Abstract The ability to measure the abundance and visualize the localization of proteins across the yeast proteome has stimulated hypotheses on gene function and fueled discoveries. While the classic C’ tagged GFP yeast library has been the only resource for over a decade, the recent development of the SWAT technology has led to the creation of multiple novel yeast libraries where new-generation fluorescent reporters are fused at the N’ and C’ of open reading frames. Efficient access to these data requires a user interface to visualize and compare protein abundance, localization and co-localization across cells, strains, and libraries.
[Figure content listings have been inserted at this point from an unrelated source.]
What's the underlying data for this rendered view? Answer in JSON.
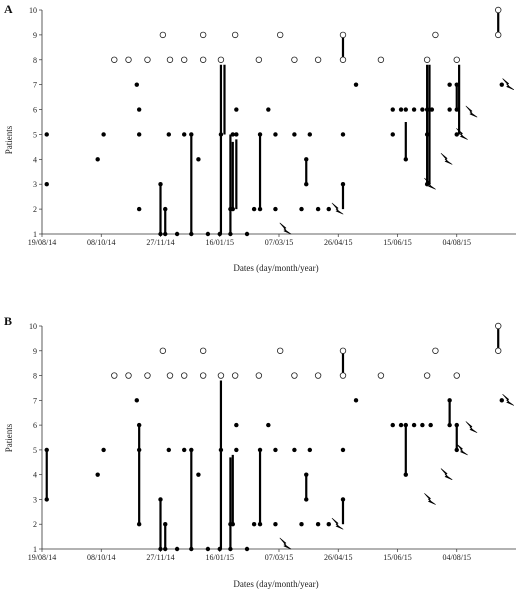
{
  "chart_data": [
    {
      "type": "scatter",
      "panel_label": "A",
      "xlabel": "Dates (day/month/year)",
      "ylabel": "Patients",
      "x_tick_labels": [
        "19/08/14",
        "08/10/14",
        "27/11/14",
        "16/01/15",
        "07/03/15",
        "26/04/15",
        "15/06/15",
        "04/08/15"
      ],
      "xlim": [
        "2014-08-19",
        "2015-09-23"
      ],
      "ylim": [
        1,
        10
      ],
      "y_ticks": [
        1,
        2,
        3,
        4,
        5,
        6,
        7,
        8,
        9,
        10
      ],
      "grid": false,
      "filled_points": [
        [
          "2014-08-23",
          3
        ],
        [
          "2014-08-23",
          5
        ],
        [
          "2014-10-05",
          4
        ],
        [
          "2014-10-10",
          5
        ],
        [
          "2014-11-07",
          7
        ],
        [
          "2014-11-09",
          6
        ],
        [
          "2014-11-09",
          5
        ],
        [
          "2014-11-09",
          2
        ],
        [
          "2014-11-27",
          3
        ],
        [
          "2014-11-27",
          1
        ],
        [
          "2014-12-01",
          2
        ],
        [
          "2014-12-01",
          1
        ],
        [
          "2014-12-04",
          5
        ],
        [
          "2014-12-11",
          1
        ],
        [
          "2014-12-17",
          5
        ],
        [
          "2014-12-23",
          5
        ],
        [
          "2014-12-23",
          1
        ],
        [
          "2014-12-29",
          4
        ],
        [
          "2015-01-06",
          1
        ],
        [
          "2015-01-16",
          1
        ],
        [
          "2015-01-17",
          5
        ],
        [
          "2015-01-25",
          2
        ],
        [
          "2015-01-25",
          1
        ],
        [
          "2015-01-27",
          2
        ],
        [
          "2015-01-30",
          6
        ],
        [
          "2015-01-30",
          5
        ],
        [
          "2015-01-27",
          5
        ],
        [
          "2015-02-08",
          1
        ],
        [
          "2015-02-14",
          2
        ],
        [
          "2015-02-19",
          5
        ],
        [
          "2015-02-19",
          2
        ],
        [
          "2015-02-26",
          6
        ],
        [
          "2015-03-04",
          5
        ],
        [
          "2015-03-04",
          2
        ],
        [
          "2015-03-20",
          5
        ],
        [
          "2015-03-26",
          2
        ],
        [
          "2015-03-30",
          4
        ],
        [
          "2015-03-30",
          3
        ],
        [
          "2015-04-02",
          5
        ],
        [
          "2015-04-09",
          2
        ],
        [
          "2015-04-18",
          2
        ],
        [
          "2015-04-30",
          3
        ],
        [
          "2015-04-30",
          5
        ],
        [
          "2015-05-11",
          7
        ],
        [
          "2015-06-11",
          5
        ],
        [
          "2015-06-11",
          6
        ],
        [
          "2015-06-18",
          6
        ],
        [
          "2015-06-22",
          6
        ],
        [
          "2015-06-22",
          4
        ],
        [
          "2015-06-29",
          6
        ],
        [
          "2015-07-06",
          6
        ],
        [
          "2015-07-10",
          5
        ],
        [
          "2015-07-10",
          3
        ],
        [
          "2015-07-10",
          6
        ],
        [
          "2015-07-14",
          6
        ],
        [
          "2015-07-29",
          7
        ],
        [
          "2015-07-29",
          6
        ],
        [
          "2015-08-04",
          7
        ],
        [
          "2015-08-04",
          6
        ],
        [
          "2015-08-04",
          5
        ],
        [
          "2015-09-11",
          7
        ]
      ],
      "open_points": [
        [
          "2014-10-19",
          8
        ],
        [
          "2014-10-31",
          8
        ],
        [
          "2014-11-16",
          8
        ],
        [
          "2014-11-29",
          9
        ],
        [
          "2014-12-05",
          8
        ],
        [
          "2014-12-17",
          8
        ],
        [
          "2015-01-02",
          9
        ],
        [
          "2015-01-02",
          8
        ],
        [
          "2015-01-17",
          8
        ],
        [
          "2015-01-29",
          9
        ],
        [
          "2015-02-18",
          8
        ],
        [
          "2015-03-08",
          9
        ],
        [
          "2015-03-20",
          8
        ],
        [
          "2015-04-09",
          8
        ],
        [
          "2015-04-30",
          9
        ],
        [
          "2015-04-30",
          8
        ],
        [
          "2015-06-01",
          8
        ],
        [
          "2015-07-10",
          8
        ],
        [
          "2015-07-17",
          9
        ],
        [
          "2015-08-04",
          8
        ],
        [
          "2015-09-08",
          10
        ],
        [
          "2015-09-08",
          9
        ]
      ],
      "vertical_segments": [
        [
          "2014-11-27",
          1,
          3
        ],
        [
          "2014-12-01",
          1,
          2
        ],
        [
          "2014-12-23",
          1,
          5
        ],
        [
          "2015-01-17",
          1,
          7.8
        ],
        [
          "2015-01-20",
          5,
          7.8
        ],
        [
          "2015-01-25",
          1,
          5
        ],
        [
          "2015-01-27",
          2,
          4.7
        ],
        [
          "2015-01-30",
          2,
          4.8
        ],
        [
          "2015-02-19",
          2,
          5
        ],
        [
          "2015-03-30",
          3,
          4
        ],
        [
          "2015-04-30",
          8,
          9
        ],
        [
          "2015-04-30",
          2,
          3
        ],
        [
          "2015-06-22",
          4,
          5.5
        ],
        [
          "2015-07-10",
          3,
          7.8
        ],
        [
          "2015-07-12",
          3,
          7.8
        ],
        [
          "2015-08-04",
          6,
          7
        ],
        [
          "2015-08-06",
          5,
          7.8
        ],
        [
          "2015-09-08",
          9,
          10
        ]
      ],
      "lightning_markers": [
        [
          "2015-03-12",
          1.2
        ],
        [
          "2015-04-25",
          2
        ],
        [
          "2015-07-12",
          3
        ],
        [
          "2015-07-26",
          4
        ],
        [
          "2015-08-08",
          5
        ],
        [
          "2015-08-16",
          5.9
        ],
        [
          "2015-09-16",
          7
        ]
      ]
    },
    {
      "type": "scatter",
      "panel_label": "B",
      "xlabel": "Dates (day/month/year)",
      "ylabel": "Patients",
      "x_tick_labels": [
        "19/08/14",
        "08/10/14",
        "27/11/14",
        "16/01/15",
        "07/03/15",
        "26/04/15",
        "15/06/15",
        "04/08/15"
      ],
      "xlim": [
        "2014-08-19",
        "2015-09-23"
      ],
      "ylim": [
        1,
        10
      ],
      "y_ticks": [
        1,
        2,
        3,
        4,
        5,
        6,
        7,
        8,
        9,
        10
      ],
      "grid": false,
      "filled_points": [
        [
          "2014-08-23",
          5
        ],
        [
          "2014-08-23",
          3
        ],
        [
          "2014-10-05",
          4
        ],
        [
          "2014-10-10",
          5
        ],
        [
          "2014-11-07",
          7
        ],
        [
          "2014-11-09",
          6
        ],
        [
          "2014-11-09",
          5
        ],
        [
          "2014-11-09",
          2
        ],
        [
          "2014-11-27",
          3
        ],
        [
          "2014-11-27",
          1
        ],
        [
          "2014-12-01",
          2
        ],
        [
          "2014-12-01",
          1
        ],
        [
          "2014-12-04",
          5
        ],
        [
          "2014-12-11",
          1
        ],
        [
          "2014-12-17",
          5
        ],
        [
          "2014-12-23",
          5
        ],
        [
          "2014-12-23",
          1
        ],
        [
          "2014-12-29",
          4
        ],
        [
          "2015-01-06",
          1
        ],
        [
          "2015-01-16",
          1
        ],
        [
          "2015-01-17",
          5
        ],
        [
          "2015-01-25",
          2
        ],
        [
          "2015-01-25",
          1
        ],
        [
          "2015-01-27",
          2
        ],
        [
          "2015-01-30",
          6
        ],
        [
          "2015-01-30",
          5
        ],
        [
          "2015-02-08",
          1
        ],
        [
          "2015-02-14",
          2
        ],
        [
          "2015-02-19",
          5
        ],
        [
          "2015-02-19",
          2
        ],
        [
          "2015-02-26",
          6
        ],
        [
          "2015-03-04",
          5
        ],
        [
          "2015-03-04",
          2
        ],
        [
          "2015-03-20",
          5
        ],
        [
          "2015-03-26",
          2
        ],
        [
          "2015-03-30",
          4
        ],
        [
          "2015-03-30",
          3
        ],
        [
          "2015-04-02",
          5
        ],
        [
          "2015-04-09",
          2
        ],
        [
          "2015-04-18",
          2
        ],
        [
          "2015-04-30",
          3
        ],
        [
          "2015-04-30",
          5
        ],
        [
          "2015-05-11",
          7
        ],
        [
          "2015-06-11",
          6
        ],
        [
          "2015-06-18",
          6
        ],
        [
          "2015-06-22",
          6
        ],
        [
          "2015-06-22",
          4
        ],
        [
          "2015-06-29",
          6
        ],
        [
          "2015-07-06",
          6
        ],
        [
          "2015-07-13",
          6
        ],
        [
          "2015-07-29",
          7
        ],
        [
          "2015-07-29",
          6
        ],
        [
          "2015-08-04",
          5
        ],
        [
          "2015-08-04",
          6
        ],
        [
          "2015-09-11",
          7
        ]
      ],
      "open_points": [
        [
          "2014-10-19",
          8
        ],
        [
          "2014-10-31",
          8
        ],
        [
          "2014-11-16",
          8
        ],
        [
          "2014-11-29",
          9
        ],
        [
          "2014-12-05",
          8
        ],
        [
          "2014-12-17",
          8
        ],
        [
          "2015-01-02",
          9
        ],
        [
          "2015-01-02",
          8
        ],
        [
          "2015-01-17",
          8
        ],
        [
          "2015-01-29",
          8
        ],
        [
          "2015-02-18",
          8
        ],
        [
          "2015-03-08",
          9
        ],
        [
          "2015-03-20",
          8
        ],
        [
          "2015-04-09",
          8
        ],
        [
          "2015-04-30",
          9
        ],
        [
          "2015-04-30",
          8
        ],
        [
          "2015-06-01",
          8
        ],
        [
          "2015-07-10",
          8
        ],
        [
          "2015-07-17",
          9
        ],
        [
          "2015-08-04",
          8
        ],
        [
          "2015-09-08",
          10
        ],
        [
          "2015-09-08",
          9
        ]
      ],
      "vertical_segments": [
        [
          "2014-08-23",
          3,
          5
        ],
        [
          "2014-11-09",
          2,
          6
        ],
        [
          "2014-11-27",
          1,
          3
        ],
        [
          "2014-12-01",
          1,
          2
        ],
        [
          "2014-12-23",
          1,
          5
        ],
        [
          "2015-01-17",
          1,
          7.8
        ],
        [
          "2015-01-25",
          1,
          4.7
        ],
        [
          "2015-01-27",
          2,
          4.8
        ],
        [
          "2015-02-19",
          2,
          5
        ],
        [
          "2015-03-30",
          3,
          4
        ],
        [
          "2015-04-30",
          8,
          9
        ],
        [
          "2015-04-30",
          2,
          3
        ],
        [
          "2015-06-22",
          4,
          6
        ],
        [
          "2015-07-29",
          6,
          7
        ],
        [
          "2015-08-04",
          5,
          6
        ],
        [
          "2015-09-08",
          9,
          10
        ]
      ],
      "lightning_markers": [
        [
          "2015-03-12",
          1.2
        ],
        [
          "2015-04-25",
          2
        ],
        [
          "2015-07-12",
          3
        ],
        [
          "2015-07-26",
          4
        ],
        [
          "2015-08-08",
          5
        ],
        [
          "2015-08-16",
          5.9
        ],
        [
          "2015-09-16",
          7
        ]
      ]
    }
  ]
}
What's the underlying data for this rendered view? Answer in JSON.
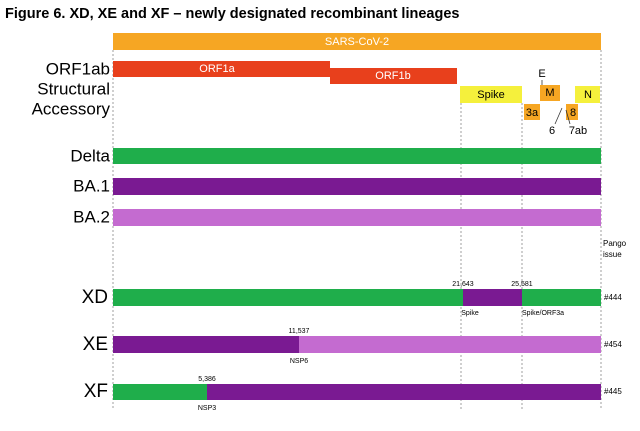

YeastRGB (www.yeastRGB.org) was designed to address such a need, through a user-friendly interface that maximizes informative content. It employs a compact display where cells are cropped and tiled together into a ‘cell-grid.’ This representation enables viewing dozens of cells for a particular strain within a display unit, and up to 30 display units can be arrayed on a standard high-definition screen. Additionally, the display unit allows users to control zoom-level and overlay of images acquired using different color channels. Thus, YeastRGB makes comparing abundance and localization efficient, across thousands of cells from different strains and libraries.